# Beretta 90-TWO Type F



## ZachC. (Apr 12, 2012)

I am looking to buy my first handgun ever. I have asked on other forums about this gun with mixed reviews. most that have replied advised against it but I have also never been to a Beretta specific forum. What i am looking to find out is, Is the beretta 90 two type f a quality starting hand gun? does it have any issues that i should be advised about? The main reason that i choose this gun was because of its size. small guns dont feel great in my hand, and the brand, I know that beretta is one of the major handguns in the military today and i came to the assumption that it is a reliable brand for a veteran and beginner shooters. If their is anything please be specific. I am new to the sport of shooting and i dont know much at all. any input would be much appereciated.


----------



## Shipwreck (Jan 26, 2006)

I have two 92A1s, two M9A1s, and I previously owned two 90-Twos. I tried to like the 90-Two, but the grip really sucks. I ended up selling the 90-Two each time. I couldn't like the gun because of the grip.
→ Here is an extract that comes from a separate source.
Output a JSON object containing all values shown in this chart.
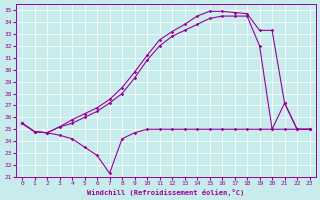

There are NO aftermarket grips, and the factory grip is just too slippery. That's the biggest complaint ya see over and over about the 90-Two.

Also, while the 1 piece polymer grip is replaceable with a "thin" grip to make it look like a Beretta Vertec grip - good luck on actually finding the "thin" grip. There are guys at the Beretta Forum who have looked for months. No one seems to have them in stock, and they have been out of stock for months at most places, if not longer.

I'd suggest getting the 92A1. It has the updated features of the 90-Two, but it has the regular 92FS grip. So, ANY 92 grips will fit the gun. Also, the 92A1 comes with THREE 17 round mags.

Be aware that even if you buy a regular 92FS, though - you can use 17 round mags in any Beretta 92 9mm variant. And, you can use 15 round mags in the 90-Two or 92A1.

92A1:









M9A1:









90-Two:


----------



## ZachC. (Apr 12, 2012)

I have held a 92fs and loved the way it felt in my hand. felt like it was formed to my hand. what is the difference between the 90-two and 92fs grip? the other thing that made me interested in the 90 two was the accessory rail. are you advising against getting a 90 two all together?


----------



## Shipwreck (Jan 26, 2006)

Yes, that is what I was stating. Skip the 90-Two.

As stated above, the grip is a polymer slip on with the 90-Two. You cannot replace it with anything else - other than a rubber polymer slip on (like some peopl put on glocks)


----------